Any help appreciated,

Bill
 
Originally posted by scudd:
I know most everyone stays away from the combo lathe,mills. Having been trained on large machinery I certainly understand. But still with limited space I must ask:
Is there a combo mill out there that is strong, powerful, and accurate. I guess I really am looking for a bridgeport/clausing) in midget size. I have a Grizzly 9729 ($1400)
I like it fine, they also make a heavier duty combo for ($2500) check out thier website www.grizzly.com
Any help appreciated,

Bill
 
There are two problems, even apart from quality, with 3-in-1 machine types.

First, is the limited utility and rigidity of the mill portion, even when compared to a mill-drill.

Second is price. Smithy and Shoptask want fairly high dollars for fairly marginal machines. If you can get one of these machines very cheap, it becomes a better prospect. I picked up a Smithy dirt cheap ($300) like new and with all tooling. I'm actually pretty happy with it for what it does -- cut odd jobs, do metric threads, and every once in a while be just right to turn something and drill or mill a feature on the turned part. I use two other lathes for what it doesn't do (hold very tight accuracies, cut pipe threads, feed the cross-slide, quick-change gears, etc. etc.). Threading is a disaster in most of the older 3-in-1's withut a halfnut -- using a VFD to slow things WAY down or cutting from spindle to tail are possilbe workarounds.

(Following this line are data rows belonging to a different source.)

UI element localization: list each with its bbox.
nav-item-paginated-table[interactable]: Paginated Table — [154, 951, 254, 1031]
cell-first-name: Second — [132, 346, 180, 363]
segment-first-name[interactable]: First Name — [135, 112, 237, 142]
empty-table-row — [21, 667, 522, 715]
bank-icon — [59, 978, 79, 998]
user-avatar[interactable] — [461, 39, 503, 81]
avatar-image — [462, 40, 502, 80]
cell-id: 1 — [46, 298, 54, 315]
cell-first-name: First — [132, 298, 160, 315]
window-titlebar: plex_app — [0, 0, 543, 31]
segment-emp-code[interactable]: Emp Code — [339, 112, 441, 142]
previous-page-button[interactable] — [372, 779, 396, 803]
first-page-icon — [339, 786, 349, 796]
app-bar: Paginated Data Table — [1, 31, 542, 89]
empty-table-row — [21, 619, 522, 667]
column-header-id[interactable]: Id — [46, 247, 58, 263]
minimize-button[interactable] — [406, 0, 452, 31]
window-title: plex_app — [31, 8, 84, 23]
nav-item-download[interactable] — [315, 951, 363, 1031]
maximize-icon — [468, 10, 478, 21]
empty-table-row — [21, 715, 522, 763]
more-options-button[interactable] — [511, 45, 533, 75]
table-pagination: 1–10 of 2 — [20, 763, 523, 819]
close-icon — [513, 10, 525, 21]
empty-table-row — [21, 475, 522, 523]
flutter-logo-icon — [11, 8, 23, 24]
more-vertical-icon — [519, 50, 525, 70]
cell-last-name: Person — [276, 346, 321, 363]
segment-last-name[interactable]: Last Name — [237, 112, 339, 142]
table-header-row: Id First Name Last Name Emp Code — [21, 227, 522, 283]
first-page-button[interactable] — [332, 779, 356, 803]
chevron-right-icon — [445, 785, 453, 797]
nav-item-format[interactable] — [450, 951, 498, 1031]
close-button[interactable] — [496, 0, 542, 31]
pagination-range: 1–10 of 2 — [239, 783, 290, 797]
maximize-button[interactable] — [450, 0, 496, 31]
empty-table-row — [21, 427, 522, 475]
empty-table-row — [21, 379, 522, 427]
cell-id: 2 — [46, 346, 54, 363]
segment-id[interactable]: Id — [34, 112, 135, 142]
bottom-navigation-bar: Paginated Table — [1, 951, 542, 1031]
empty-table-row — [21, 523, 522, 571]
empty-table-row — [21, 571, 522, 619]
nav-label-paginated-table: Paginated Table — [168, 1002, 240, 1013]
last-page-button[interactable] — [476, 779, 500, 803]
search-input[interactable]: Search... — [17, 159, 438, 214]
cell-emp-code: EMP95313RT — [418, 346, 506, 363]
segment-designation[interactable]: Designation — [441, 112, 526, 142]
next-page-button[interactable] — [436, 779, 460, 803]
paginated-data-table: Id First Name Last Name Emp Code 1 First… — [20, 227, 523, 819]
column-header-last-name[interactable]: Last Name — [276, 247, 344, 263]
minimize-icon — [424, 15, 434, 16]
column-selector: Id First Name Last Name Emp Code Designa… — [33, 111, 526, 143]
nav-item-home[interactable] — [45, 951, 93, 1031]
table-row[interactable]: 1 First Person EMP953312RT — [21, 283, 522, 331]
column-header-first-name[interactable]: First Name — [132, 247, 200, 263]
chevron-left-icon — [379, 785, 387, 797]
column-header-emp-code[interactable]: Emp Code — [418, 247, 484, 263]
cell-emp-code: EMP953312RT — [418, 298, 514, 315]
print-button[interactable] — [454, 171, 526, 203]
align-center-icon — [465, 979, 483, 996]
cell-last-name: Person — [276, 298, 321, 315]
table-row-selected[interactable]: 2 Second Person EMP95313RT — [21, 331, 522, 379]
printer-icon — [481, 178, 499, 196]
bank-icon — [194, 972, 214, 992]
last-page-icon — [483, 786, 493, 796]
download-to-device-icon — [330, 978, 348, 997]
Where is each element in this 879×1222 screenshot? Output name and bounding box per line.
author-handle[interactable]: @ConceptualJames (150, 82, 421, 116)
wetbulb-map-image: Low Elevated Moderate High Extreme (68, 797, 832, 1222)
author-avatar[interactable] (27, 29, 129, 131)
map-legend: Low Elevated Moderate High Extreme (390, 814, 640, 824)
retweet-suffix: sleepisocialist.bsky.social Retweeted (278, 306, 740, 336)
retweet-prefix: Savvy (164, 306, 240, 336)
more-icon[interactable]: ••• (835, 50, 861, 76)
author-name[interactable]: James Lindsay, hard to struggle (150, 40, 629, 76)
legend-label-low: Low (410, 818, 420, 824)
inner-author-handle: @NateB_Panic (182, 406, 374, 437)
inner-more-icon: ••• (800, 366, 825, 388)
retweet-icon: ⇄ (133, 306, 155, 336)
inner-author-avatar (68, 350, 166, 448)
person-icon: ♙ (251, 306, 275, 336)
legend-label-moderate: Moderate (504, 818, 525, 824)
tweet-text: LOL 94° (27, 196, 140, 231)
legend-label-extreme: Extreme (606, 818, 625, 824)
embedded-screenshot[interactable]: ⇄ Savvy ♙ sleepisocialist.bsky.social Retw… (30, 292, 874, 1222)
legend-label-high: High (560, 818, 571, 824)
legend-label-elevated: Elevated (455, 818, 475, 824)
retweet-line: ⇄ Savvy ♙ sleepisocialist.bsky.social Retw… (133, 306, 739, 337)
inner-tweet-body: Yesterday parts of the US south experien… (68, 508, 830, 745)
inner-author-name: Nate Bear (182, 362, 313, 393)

A neighbor has a ShopTask. I think the Smithy has slightly better finish and a slightly better mill (it cranks up and down for cutting things like keyways on shafts). He thinks the ShopTask has more nifty CNC add-on gadgets. Realistically, this is a comparison of two homely sisters. Not really that much difference. The Grizzly is probably about the same, the Harbor Freight probably has the most variable quality of all.

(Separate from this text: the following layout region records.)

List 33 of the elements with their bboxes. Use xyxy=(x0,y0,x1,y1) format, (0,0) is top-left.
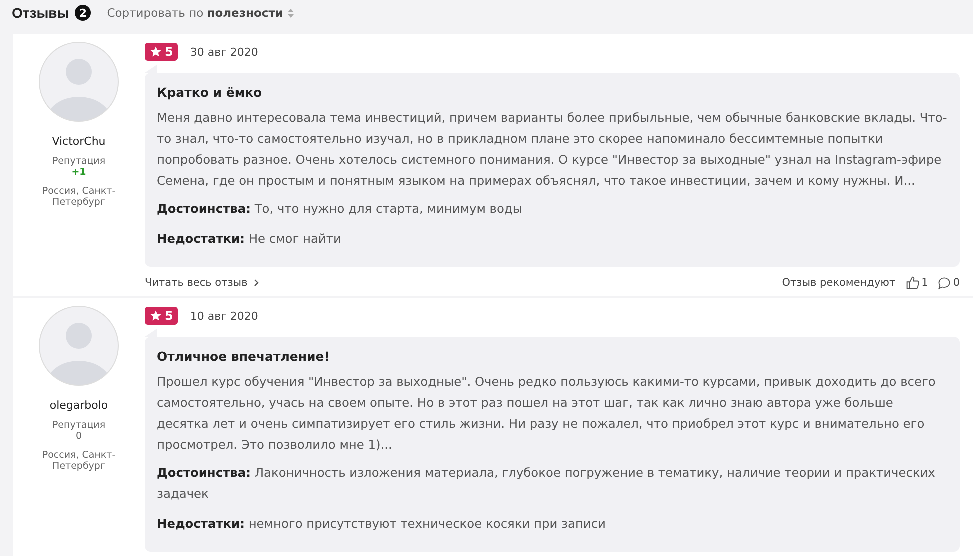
reputation-label: Репутация xyxy=(52,420,106,431)
comments-button[interactable]: 0 xyxy=(934,276,960,290)
review-date: 30 авг 2020 xyxy=(190,46,258,58)
pros-text: Достоинства: То, что нужно для старта, минимум воды xyxy=(157,201,524,218)
review-text: Меня давно интересовала тема инвестиций, причем варианты более прибыльные, чем обычные банковские вклады. Что-то знал, что-то самостоятельно изучал, но в прикладном плане это скорее напоминало бессимтемные попытки попробовать разное. Очень хотелось системного понимания. О курсе "Инвестор за выходные" узнал на Instagram-эфире Семена, где он простым и понятным языком на примерах объяснял, что такое инвестиции, зачем и кому нужны. И... xyxy=(157,110,948,190)
read-more-link[interactable]: Читать весь отзыв xyxy=(145,277,259,289)
author-name[interactable]: olegarbolo xyxy=(50,399,108,412)
reputation-label: Репутация xyxy=(52,156,106,167)
like-button[interactable]: 1 xyxy=(902,276,928,290)
sort-icon xyxy=(288,8,294,18)
count-badge: 2 xyxy=(75,5,92,21)
cons-text: Недостатки: Не смог найти xyxy=(157,231,342,248)
review-date: 10 авг 2020 xyxy=(190,310,258,322)
section-title: Отзывы xyxy=(12,5,70,21)
cons-text: Недостатки: немного присутствуют техническое косяки при записи xyxy=(157,516,607,533)
author-location: Россия, Санкт-Петербург xyxy=(41,186,117,208)
author-location: Россия, Санкт-Петербург xyxy=(41,450,117,472)
comment-icon xyxy=(938,276,952,290)
rating-badge: 5 xyxy=(145,43,178,61)
rating-badge: 5 xyxy=(145,307,178,325)
chevron-icon xyxy=(254,279,259,287)
reputation-value: +1 xyxy=(72,167,86,178)
recommend-label: Отзыв рекомендуют xyxy=(782,277,896,289)
review-title: Отличное впечатление! xyxy=(157,349,331,364)
reputation-value: 0 xyxy=(76,431,82,442)
review-text: Прошел курс обучения "Инвестор за выходные". Очень редко пользуюсь какими-то курсами, привык доходить до всего самостоятельно, учась на своем опыте. Но в этот раз пошел на этот шаг, так как лично знаю автора уже больше десятка лет и очень симпатизирует его стиль жизни. Ни разу не пожалел, что приобрел этот курс и внимательно его просмотрел. Это позволило мне 1)... xyxy=(157,374,937,454)
star-icon xyxy=(150,310,162,322)
thumbs-up-icon xyxy=(906,276,920,290)
star-icon xyxy=(150,46,162,58)
author-name[interactable]: VictorChu xyxy=(52,135,106,148)
sort-button[interactable]: Сортировать по полезности xyxy=(97,6,294,20)
review-title: Кратко и ёмко xyxy=(157,85,264,100)
pros-text: Достоинства: Лаконичность изложения материала, глубокое погружение в тематику, наличие теории и практических задачек xyxy=(157,465,936,503)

Something like the Emco is a much better machine, but unless you luck out, it will cost significantly more than a better separate lathe and mill.

When space is truly a concern, like machine shops shipboard, tools like the VersaMill were sometimes paired with a toolroom lathe. This is actually a pretty nice and versatile setup (though somewhat clumsy) but it rarely makes sense unless that extra few square feet are truly unavailable.

Consider, too, the option of a nice lathe with a milling attachment.